3. The Miller Plateau is the region where the MOSFET’s gate capacitance must be overcome before it can switch completely on or off. (Credit: Texas Instruments, Ref. 2)

When a SiC MOSFET switches, its gate-to-source voltage (V_GS) becomes clamped at the Miller plateau voltage (V_plt) due to gate capacitance. It remains at this threshold (V_GSTH) until the gate's charge is overcome. The more time a MOSFET spends between the on and off states, the more power is lost, and the greater potential for damage to occur to the device.

Accelerating the MOSFET's transition through the Miller plateau requires its gate to be driven with enough current to quickly add or remove the unwanted gate charge. The equation below is used to calculate the charge that the isolated gate driver will need to add or remove to the SiC MOSFET's gate before accomplishing a full state transition. As shown by this simple equation, the MOSFET's gate current is proportional to the gate charge:

Q_GATE = I_GATE × t_SW

where I_GATE is the isolated gate-driver IC current and t_SW is the MOSFET's turn-on time.

It's easy to infer from this equation that the MOSFET's switching losses and self-heating can be reduced by increasing its gate-drive current to shrink the time it spends in the Miller plateau. In addition, higher gate currents also produce a sharper transition between states (Fig. 4).

4. Low gate currents produce a slow switching response in a SiC MOSFET (a). Increasing the gate current increases the MOSFET’s rise time (dv/dt), enabling it to support higher switching frequencies. (Credit: Texas Instruments)

High-Speed Waveforms

These fast transitions also are necessary to produce the fast-switching waveforms needed to drive the advanced electrical motors used by many EVs, which run at speeds as high as 20,000 RPM. In high-power traction-inverter applications (≥ 150 kW), SiC switches require large gate-driver currents (typically 10 to 30 A) to produce the slew rates that minimize losses and support high multi-kilohertz switching speeds.

While these high-speed drive waveforms offer many advantages, the rapid transitions also produce voltage overshoot and electromagnetic interference (EMI) in the form of conducted ground currents. These currents may cause the inverters' control circuitry to malfunction. Moreover, the motor itself can suffer from high dv/dt given the potential for short circuits in the capacitance between the windings.

No single approach can completely address these issues. However, using a "smart" gate driver that can adjust its gate current to accommodate changing switching speeds under varying conditions, such as temperature, load, and voltage, is a good place to start. A gate driver that's optimized for driving SiC devices also should include a fast shutdown function that protects the FET against damage from short-circuit conditions.

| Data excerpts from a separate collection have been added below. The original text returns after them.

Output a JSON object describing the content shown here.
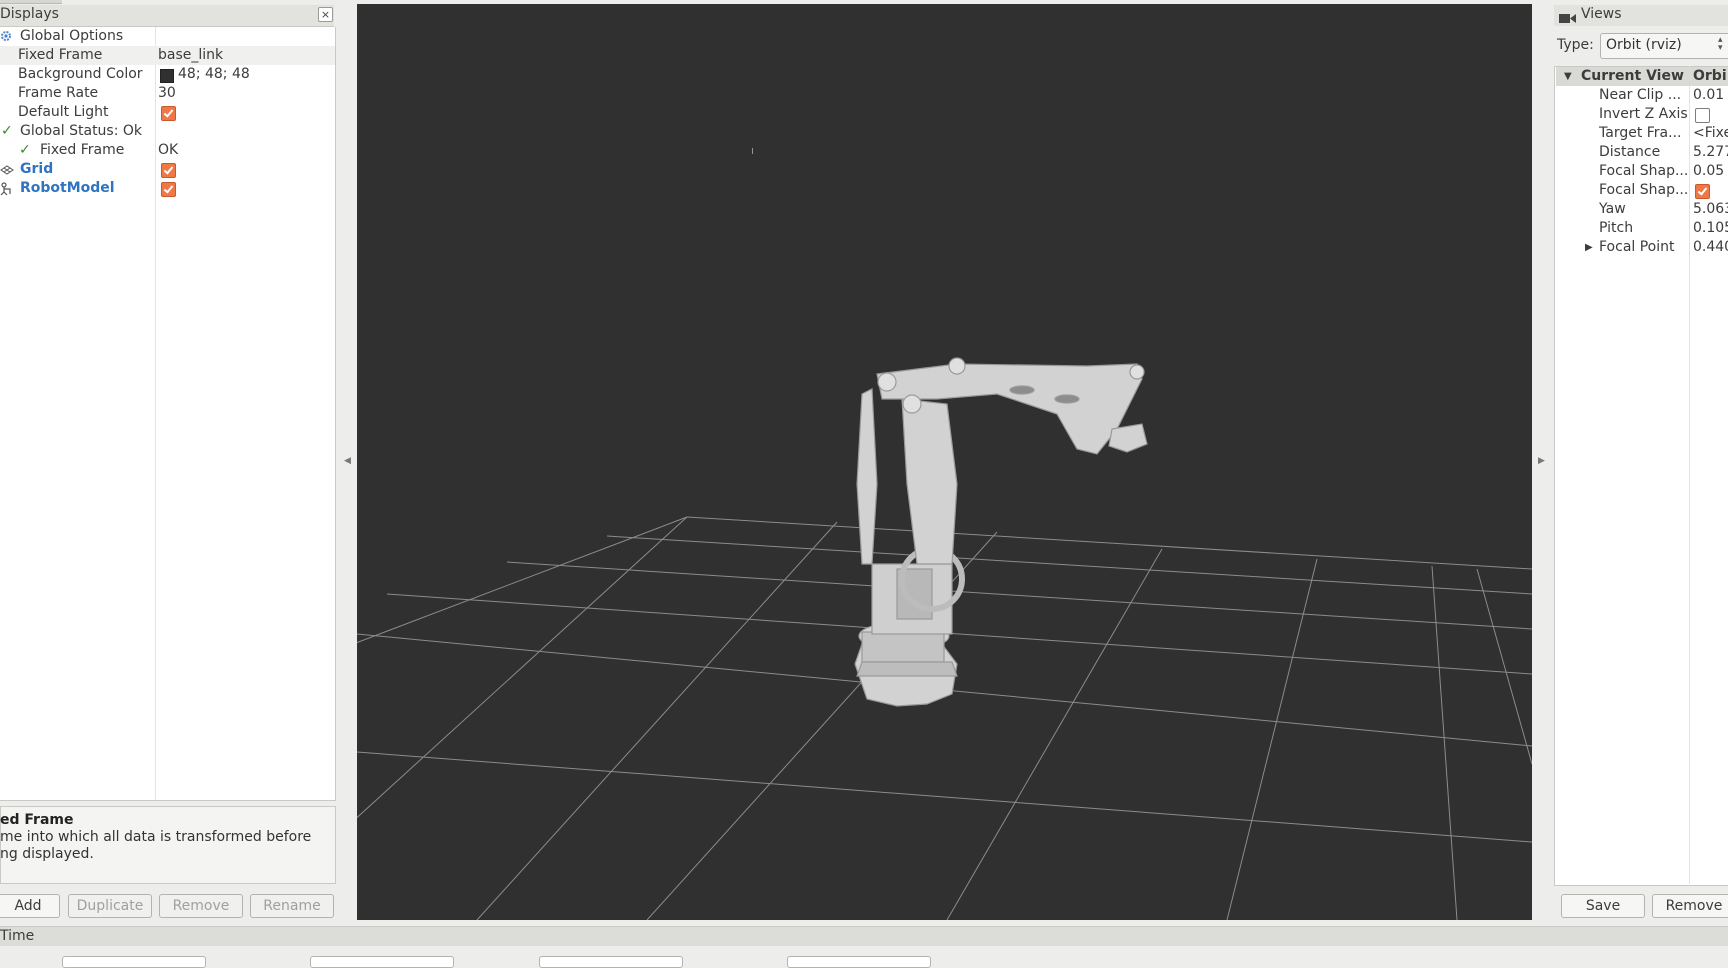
{
  "displays": {
    "title": "Displays",
    "close_icon": "close-icon",
    "rows": {
      "global_options": "Global Options",
      "fixed_frame_label": "Fixed Frame",
      "fixed_frame_value": "base_link",
      "background_color_label": "Background Color",
      "background_color_value": "48; 48; 48",
      "frame_rate_label": "Frame Rate",
      "frame_rate_value": "30",
      "default_light_label": "Default Light",
      "default_light_checked": true,
      "global_status_label": "Global Status: Ok",
      "status_fixed_frame_label": "Fixed Frame",
      "status_fixed_frame_value": "OK",
      "grid_label": "Grid",
      "grid_checked": true,
      "robot_model_label": "RobotModel",
      "robot_model_checked": true
    },
    "description": {
      "title": "ed Frame",
      "line1": "me into which all data is transformed before",
      "line2": "ng displayed."
    },
    "buttons": {
      "add": "Add",
      "duplicate": "Duplicate",
      "remove": "Remove",
      "rename": "Rename"
    }
  },
  "viewport": {
    "background_color": "#303030",
    "grid_color": "#a0a0a0",
    "robot_color": "#d2d2d2"
  },
  "views": {
    "title": "Views",
    "type_label": "Type:",
    "type_value": "Orbit (rviz)",
    "current_view_label": "Current View",
    "current_view_value": "Orbi",
    "properties": [
      {
        "label": "Near Clip ...",
        "value": "0.01"
      },
      {
        "label": "Invert Z Axis",
        "value": ""
      },
      {
        "label": "Target Fra...",
        "value": "<Fixe"
      },
      {
        "label": "Distance",
        "value": "5.277"
      },
      {
        "label": "Focal Shap...",
        "value": "0.05"
      },
      {
        "label": "Focal Shap...",
        "value": ""
      },
      {
        "label": "Yaw",
        "value": "5.063"
      },
      {
        "label": "Pitch",
        "value": "0.105"
      },
      {
        "label": "Focal Point",
        "value": "0.440"
      }
    ],
    "buttons": {
      "save": "Save",
      "remove": "Remove"
    }
  },
  "time": {
    "label": "Time"
  }
}
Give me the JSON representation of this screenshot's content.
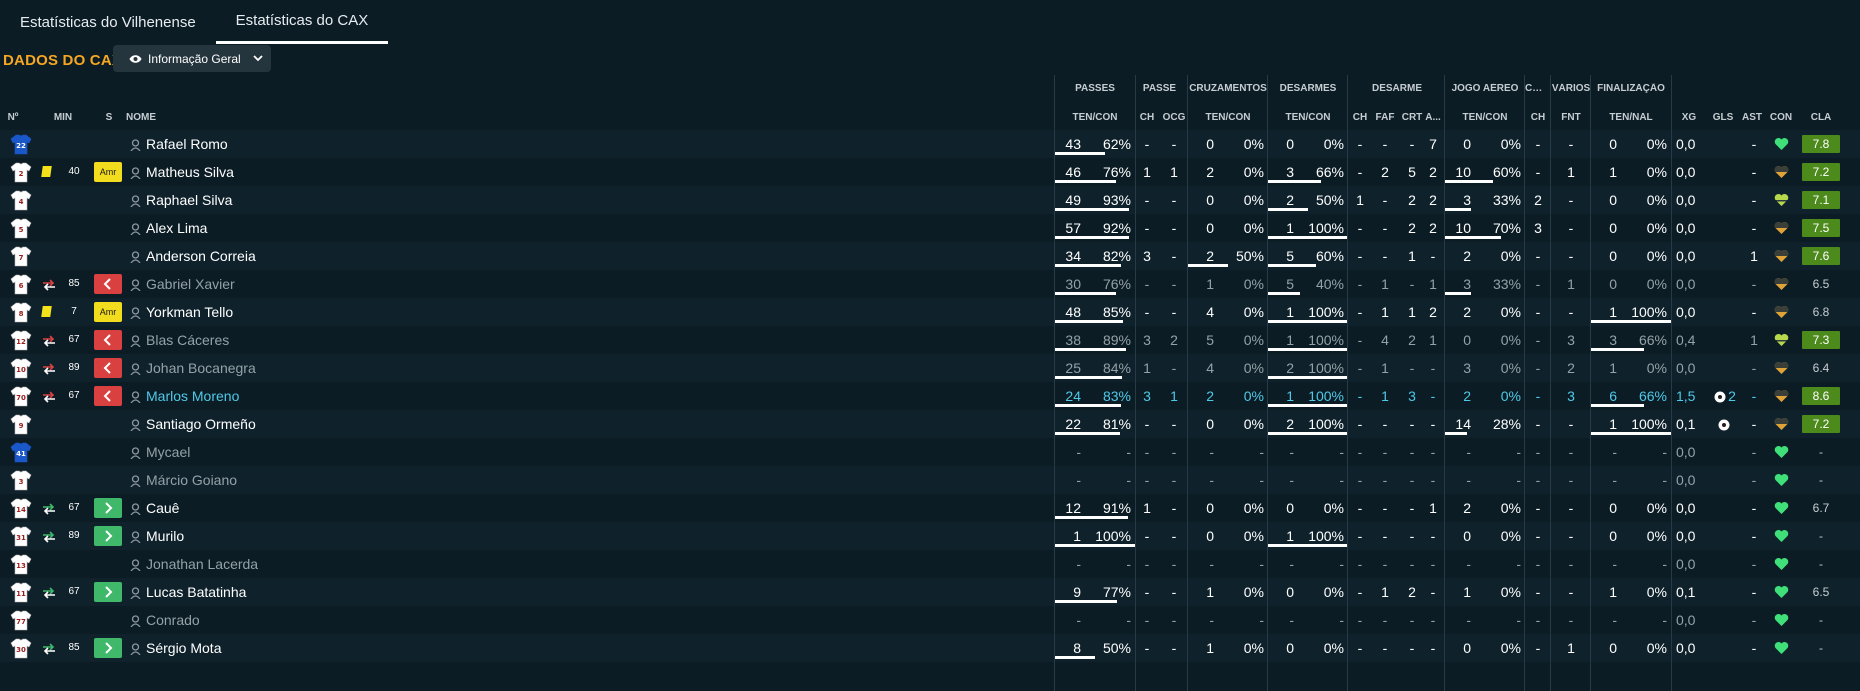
{
  "tabs": [
    {
      "label": "Estatísticas do Vilhenense"
    },
    {
      "label": "Estatísticas do CAX"
    }
  ],
  "page": {
    "title": "DADOS DO CAX",
    "view_label": "Informação Geral"
  },
  "groups": {
    "passes": "PASSES",
    "passe": "PASSE",
    "cruz": "CRUZAMENTOS",
    "des1": "DESARMES",
    "des2": "DESARME",
    "aereo": "JOGO AÉREO",
    "ca": "CA...",
    "varios": "VÁRIOS",
    "final": "FINALIZAÇÃO"
  },
  "cols": {
    "no": "Nº",
    "min": "MIN",
    "s": "S",
    "nome": "NOME",
    "ps_tc": "TEN/CON",
    "pe_ch": "CH",
    "pe_ocg": "OCG",
    "cr_tc": "TEN/CON",
    "de_tc": "TEN/CON",
    "d_ch": "CH",
    "d_faf": "FAF",
    "d_crt": "CRT",
    "d_a": "A...",
    "ja_tc": "TEN/CON",
    "ca_ch": "CH",
    "v_fnt": "FNT",
    "f_tn": "TEN/NAL",
    "xg": "XG",
    "gls": "GLS",
    "ast": "AST",
    "con": "CON",
    "cla": "CLA"
  },
  "colors": {
    "accent": "#f5a623",
    "highlight": "#4ec9e8",
    "rating_bg": "#4d8a1c",
    "yellow_card": "#f4e21a",
    "sub_out": "#d94141",
    "sub_in": "#3fb86a",
    "condition": "#3fe07a"
  },
  "rows": [
    {
      "n": "22",
      "gk": true,
      "ev": "",
      "min": "",
      "b": "",
      "name": "Rafael Romo",
      "st": "",
      "p": [
        "43",
        "62%"
      ],
      "pb": 0.62,
      "ch": "-",
      "ocg": "-",
      "c": [
        "0",
        "0%"
      ],
      "cb": 0,
      "d": [
        "0",
        "0%"
      ],
      "db": 0,
      "dch": "-",
      "faf": "-",
      "crt": "-",
      "da": "7",
      "a": [
        "0",
        "0%"
      ],
      "ab": 0,
      "cach": "-",
      "fnt": "-",
      "f": [
        "0",
        "0%"
      ],
      "fb": 0,
      "xg": "0,0",
      "gls": "",
      "ast": "-",
      "cond": "full",
      "cla": "7.8",
      "cg": true
    },
    {
      "n": "2",
      "gk": false,
      "ev": "yellow",
      "min": "40",
      "b": "amr",
      "name": "Matheus Silva",
      "st": "",
      "p": [
        "46",
        "76%"
      ],
      "pb": 0.76,
      "ch": "1",
      "ocg": "1",
      "c": [
        "2",
        "0%"
      ],
      "cb": 0,
      "d": [
        "3",
        "66%"
      ],
      "db": 0.66,
      "dch": "-",
      "faf": "2",
      "crt": "5",
      "da": "2",
      "a": [
        "10",
        "60%"
      ],
      "ab": 0.6,
      "cach": "-",
      "fnt": "1",
      "f": [
        "1",
        "0%"
      ],
      "fb": 0,
      "xg": "0,0",
      "gls": "",
      "ast": "-",
      "cond": "half",
      "cla": "7.2",
      "cg": true
    },
    {
      "n": "4",
      "gk": false,
      "ev": "",
      "min": "",
      "b": "",
      "name": "Raphael Silva",
      "st": "",
      "p": [
        "49",
        "93%"
      ],
      "pb": 0.93,
      "ch": "-",
      "ocg": "-",
      "c": [
        "0",
        "0%"
      ],
      "cb": 0,
      "d": [
        "2",
        "50%"
      ],
      "db": 0.5,
      "dch": "1",
      "faf": "-",
      "crt": "2",
      "da": "2",
      "a": [
        "3",
        "33%"
      ],
      "ab": 0.33,
      "cach": "2",
      "fnt": "-",
      "f": [
        "0",
        "0%"
      ],
      "fb": 0,
      "xg": "0,0",
      "gls": "",
      "ast": "-",
      "cond": "high",
      "cla": "7.1",
      "cg": true
    },
    {
      "n": "5",
      "gk": false,
      "ev": "",
      "min": "",
      "b": "",
      "name": "Alex Lima",
      "st": "",
      "p": [
        "57",
        "92%"
      ],
      "pb": 0.92,
      "ch": "-",
      "ocg": "-",
      "c": [
        "0",
        "0%"
      ],
      "cb": 0,
      "d": [
        "1",
        "100%"
      ],
      "db": 1,
      "dch": "-",
      "faf": "-",
      "crt": "2",
      "da": "2",
      "a": [
        "10",
        "70%"
      ],
      "ab": 0.7,
      "cach": "3",
      "fnt": "-",
      "f": [
        "0",
        "0%"
      ],
      "fb": 0,
      "xg": "0,0",
      "gls": "",
      "ast": "-",
      "cond": "half",
      "cla": "7.5",
      "cg": true
    },
    {
      "n": "7",
      "gk": false,
      "ev": "",
      "min": "",
      "b": "",
      "name": "Anderson Correia",
      "st": "",
      "p": [
        "34",
        "82%"
      ],
      "pb": 0.82,
      "ch": "3",
      "ocg": "-",
      "c": [
        "2",
        "50%"
      ],
      "cb": 0.5,
      "d": [
        "5",
        "60%"
      ],
      "db": 0.6,
      "dch": "-",
      "faf": "-",
      "crt": "1",
      "da": "-",
      "a": [
        "2",
        "0%"
      ],
      "ab": 0,
      "cach": "-",
      "fnt": "-",
      "f": [
        "0",
        "0%"
      ],
      "fb": 0,
      "xg": "0,0",
      "gls": "",
      "ast": "1",
      "cond": "half",
      "cla": "7.6",
      "cg": true
    },
    {
      "n": "6",
      "gk": false,
      "ev": "subout",
      "min": "85",
      "b": "out",
      "name": "Gabriel Xavier",
      "st": "dim",
      "p": [
        "30",
        "76%"
      ],
      "pb": 0.76,
      "ch": "-",
      "ocg": "-",
      "c": [
        "1",
        "0%"
      ],
      "cb": 0,
      "d": [
        "5",
        "40%"
      ],
      "db": 0.4,
      "dch": "-",
      "faf": "1",
      "crt": "-",
      "da": "1",
      "a": [
        "3",
        "33%"
      ],
      "ab": 0.33,
      "cach": "-",
      "fnt": "1",
      "f": [
        "0",
        "0%"
      ],
      "fb": 0,
      "xg": "0,0",
      "gls": "",
      "ast": "-",
      "cond": "half",
      "cla": "6.5",
      "cg": false
    },
    {
      "n": "8",
      "gk": false,
      "ev": "yellow",
      "min": "7",
      "b": "amr",
      "name": "Yorkman Tello",
      "st": "",
      "p": [
        "48",
        "85%"
      ],
      "pb": 0.85,
      "ch": "-",
      "ocg": "-",
      "c": [
        "4",
        "0%"
      ],
      "cb": 0,
      "d": [
        "1",
        "100%"
      ],
      "db": 1,
      "dch": "-",
      "faf": "1",
      "crt": "1",
      "da": "2",
      "a": [
        "2",
        "0%"
      ],
      "ab": 0,
      "cach": "-",
      "fnt": "-",
      "f": [
        "1",
        "100%"
      ],
      "fb": 1,
      "xg": "0,0",
      "gls": "",
      "ast": "-",
      "cond": "half",
      "cla": "6.8",
      "cg": false
    },
    {
      "n": "12",
      "gk": false,
      "ev": "subout",
      "min": "67",
      "b": "out",
      "name": "Blas Cáceres",
      "st": "dim",
      "p": [
        "38",
        "89%"
      ],
      "pb": 0.89,
      "ch": "3",
      "ocg": "2",
      "c": [
        "5",
        "0%"
      ],
      "cb": 0,
      "d": [
        "1",
        "100%"
      ],
      "db": 1,
      "dch": "-",
      "faf": "4",
      "crt": "2",
      "da": "1",
      "a": [
        "0",
        "0%"
      ],
      "ab": 0,
      "cach": "-",
      "fnt": "3",
      "f": [
        "3",
        "66%"
      ],
      "fb": 0.66,
      "xg": "0,4",
      "gls": "",
      "ast": "1",
      "cond": "high",
      "cla": "7.3",
      "cg": true
    },
    {
      "n": "10",
      "gk": false,
      "ev": "subout",
      "min": "89",
      "b": "out",
      "name": "Johan Bocanegra",
      "st": "dim",
      "p": [
        "25",
        "84%"
      ],
      "pb": 0.84,
      "ch": "1",
      "ocg": "-",
      "c": [
        "4",
        "0%"
      ],
      "cb": 0,
      "d": [
        "2",
        "100%"
      ],
      "db": 1,
      "dch": "-",
      "faf": "1",
      "crt": "-",
      "da": "-",
      "a": [
        "3",
        "0%"
      ],
      "ab": 0,
      "cach": "-",
      "fnt": "2",
      "f": [
        "1",
        "0%"
      ],
      "fb": 0,
      "xg": "0,0",
      "gls": "",
      "ast": "-",
      "cond": "half",
      "cla": "6.4",
      "cg": false
    },
    {
      "n": "70",
      "gk": false,
      "ev": "subout",
      "min": "67",
      "b": "out",
      "name": "Marlos Moreno",
      "st": "hl",
      "p": [
        "24",
        "83%"
      ],
      "pb": 0.83,
      "ch": "3",
      "ocg": "1",
      "c": [
        "2",
        "0%"
      ],
      "cb": 0,
      "d": [
        "1",
        "100%"
      ],
      "db": 1,
      "dch": "-",
      "faf": "1",
      "crt": "3",
      "da": "-",
      "a": [
        "2",
        "0%"
      ],
      "ab": 0,
      "cach": "-",
      "fnt": "3",
      "f": [
        "6",
        "66%"
      ],
      "fb": 0.66,
      "xg": "1,5",
      "gls": "2",
      "ast": "-",
      "cond": "half",
      "cla": "8.6",
      "cg": true
    },
    {
      "n": "9",
      "gk": false,
      "ev": "",
      "min": "",
      "b": "",
      "name": "Santiago Ormeño",
      "st": "",
      "p": [
        "22",
        "81%"
      ],
      "pb": 0.81,
      "ch": "-",
      "ocg": "-",
      "c": [
        "0",
        "0%"
      ],
      "cb": 0,
      "d": [
        "2",
        "100%"
      ],
      "db": 1,
      "dch": "-",
      "faf": "-",
      "crt": "-",
      "da": "-",
      "a": [
        "14",
        "28%"
      ],
      "ab": 0.28,
      "cach": "-",
      "fnt": "-",
      "f": [
        "1",
        "100%"
      ],
      "fb": 1,
      "xg": "0,1",
      "gls": "ball",
      "ast": "-",
      "cond": "half",
      "cla": "7.2",
      "cg": true
    },
    {
      "n": "41",
      "gk": true,
      "ev": "",
      "min": "",
      "b": "",
      "name": "Mycael",
      "st": "dim",
      "p": [
        "-",
        "-"
      ],
      "pb": 0,
      "ch": "-",
      "ocg": "-",
      "c": [
        "-",
        "-"
      ],
      "cb": 0,
      "d": [
        "-",
        "-"
      ],
      "db": 0,
      "dch": "-",
      "faf": "-",
      "crt": "-",
      "da": "-",
      "a": [
        "-",
        "-"
      ],
      "ab": 0,
      "cach": "-",
      "fnt": "-",
      "f": [
        "-",
        "-"
      ],
      "fb": 0,
      "xg": "0,0",
      "gls": "",
      "ast": "-",
      "cond": "full",
      "cla": "-",
      "cg": false
    },
    {
      "n": "3",
      "gk": false,
      "ev": "",
      "min": "",
      "b": "",
      "name": "Márcio Goiano",
      "st": "dim",
      "p": [
        "-",
        "-"
      ],
      "pb": 0,
      "ch": "-",
      "ocg": "-",
      "c": [
        "-",
        "-"
      ],
      "cb": 0,
      "d": [
        "-",
        "-"
      ],
      "db": 0,
      "dch": "-",
      "faf": "-",
      "crt": "-",
      "da": "-",
      "a": [
        "-",
        "-"
      ],
      "ab": 0,
      "cach": "-",
      "fnt": "-",
      "f": [
        "-",
        "-"
      ],
      "fb": 0,
      "xg": "0,0",
      "gls": "",
      "ast": "-",
      "cond": "full",
      "cla": "-",
      "cg": false
    },
    {
      "n": "14",
      "gk": false,
      "ev": "subin",
      "min": "67",
      "b": "in",
      "name": "Cauê",
      "st": "",
      "p": [
        "12",
        "91%"
      ],
      "pb": 0.91,
      "ch": "1",
      "ocg": "-",
      "c": [
        "0",
        "0%"
      ],
      "cb": 0,
      "d": [
        "0",
        "0%"
      ],
      "db": 0,
      "dch": "-",
      "faf": "-",
      "crt": "-",
      "da": "1",
      "a": [
        "2",
        "0%"
      ],
      "ab": 0,
      "cach": "-",
      "fnt": "-",
      "f": [
        "0",
        "0%"
      ],
      "fb": 0,
      "xg": "0,0",
      "gls": "",
      "ast": "-",
      "cond": "full",
      "cla": "6.7",
      "cg": false
    },
    {
      "n": "31",
      "gk": false,
      "ev": "subin",
      "min": "89",
      "b": "in",
      "name": "Murilo",
      "st": "",
      "p": [
        "1",
        "100%"
      ],
      "pb": 1,
      "ch": "-",
      "ocg": "-",
      "c": [
        "0",
        "0%"
      ],
      "cb": 0,
      "d": [
        "1",
        "100%"
      ],
      "db": 1,
      "dch": "-",
      "faf": "-",
      "crt": "-",
      "da": "-",
      "a": [
        "0",
        "0%"
      ],
      "ab": 0,
      "cach": "-",
      "fnt": "-",
      "f": [
        "0",
        "0%"
      ],
      "fb": 0,
      "xg": "0,0",
      "gls": "",
      "ast": "-",
      "cond": "full",
      "cla": "-",
      "cg": false
    },
    {
      "n": "13",
      "gk": false,
      "ev": "",
      "min": "",
      "b": "",
      "name": "Jonathan Lacerda",
      "st": "dim",
      "p": [
        "-",
        "-"
      ],
      "pb": 0,
      "ch": "-",
      "ocg": "-",
      "c": [
        "-",
        "-"
      ],
      "cb": 0,
      "d": [
        "-",
        "-"
      ],
      "db": 0,
      "dch": "-",
      "faf": "-",
      "crt": "-",
      "da": "-",
      "a": [
        "-",
        "-"
      ],
      "ab": 0,
      "cach": "-",
      "fnt": "-",
      "f": [
        "-",
        "-"
      ],
      "fb": 0,
      "xg": "0,0",
      "gls": "",
      "ast": "-",
      "cond": "full",
      "cla": "-",
      "cg": false
    },
    {
      "n": "11",
      "gk": false,
      "ev": "subin",
      "min": "67",
      "b": "in",
      "name": "Lucas Batatinha",
      "st": "",
      "p": [
        "9",
        "77%"
      ],
      "pb": 0.77,
      "ch": "-",
      "ocg": "-",
      "c": [
        "1",
        "0%"
      ],
      "cb": 0,
      "d": [
        "0",
        "0%"
      ],
      "db": 0,
      "dch": "-",
      "faf": "1",
      "crt": "2",
      "da": "-",
      "a": [
        "1",
        "0%"
      ],
      "ab": 0,
      "cach": "-",
      "fnt": "-",
      "f": [
        "1",
        "0%"
      ],
      "fb": 0,
      "xg": "0,1",
      "gls": "",
      "ast": "-",
      "cond": "full",
      "cla": "6.5",
      "cg": false
    },
    {
      "n": "77",
      "gk": false,
      "ev": "",
      "min": "",
      "b": "",
      "name": "Conrado",
      "st": "dim",
      "p": [
        "-",
        "-"
      ],
      "pb": 0,
      "ch": "-",
      "ocg": "-",
      "c": [
        "-",
        "-"
      ],
      "cb": 0,
      "d": [
        "-",
        "-"
      ],
      "db": 0,
      "dch": "-",
      "faf": "-",
      "crt": "-",
      "da": "-",
      "a": [
        "-",
        "-"
      ],
      "ab": 0,
      "cach": "-",
      "fnt": "-",
      "f": [
        "-",
        "-"
      ],
      "fb": 0,
      "xg": "0,0",
      "gls": "",
      "ast": "-",
      "cond": "full",
      "cla": "-",
      "cg": false
    },
    {
      "n": "30",
      "gk": false,
      "ev": "subin",
      "min": "85",
      "b": "in",
      "name": "Sérgio Mota",
      "st": "",
      "p": [
        "8",
        "50%"
      ],
      "pb": 0.5,
      "ch": "-",
      "ocg": "-",
      "c": [
        "1",
        "0%"
      ],
      "cb": 0,
      "d": [
        "0",
        "0%"
      ],
      "db": 0,
      "dch": "-",
      "faf": "-",
      "crt": "-",
      "da": "-",
      "a": [
        "0",
        "0%"
      ],
      "ab": 0,
      "cach": "-",
      "fnt": "1",
      "f": [
        "0",
        "0%"
      ],
      "fb": 0,
      "xg": "0,0",
      "gls": "",
      "ast": "-",
      "cond": "full",
      "cla": "-",
      "cg": false
    }
  ],
  "badges": {
    "amr": "Amr"
  }
}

Using gate resistance to control the gate driver’s output source and sink current helps optimize the tradeoff between dv/dt and power losses. Figure 5 shows an implementation of a gate driver with an adjustable output drive strength that can optimize its companion SiC MOSFET's slew rates to accommodate variations in temperature and current requirements. In addition to protecting the inverter against adverse conditions, reducing EMI, carefully controlled drive current can further reduce losses, thereby extending driving range.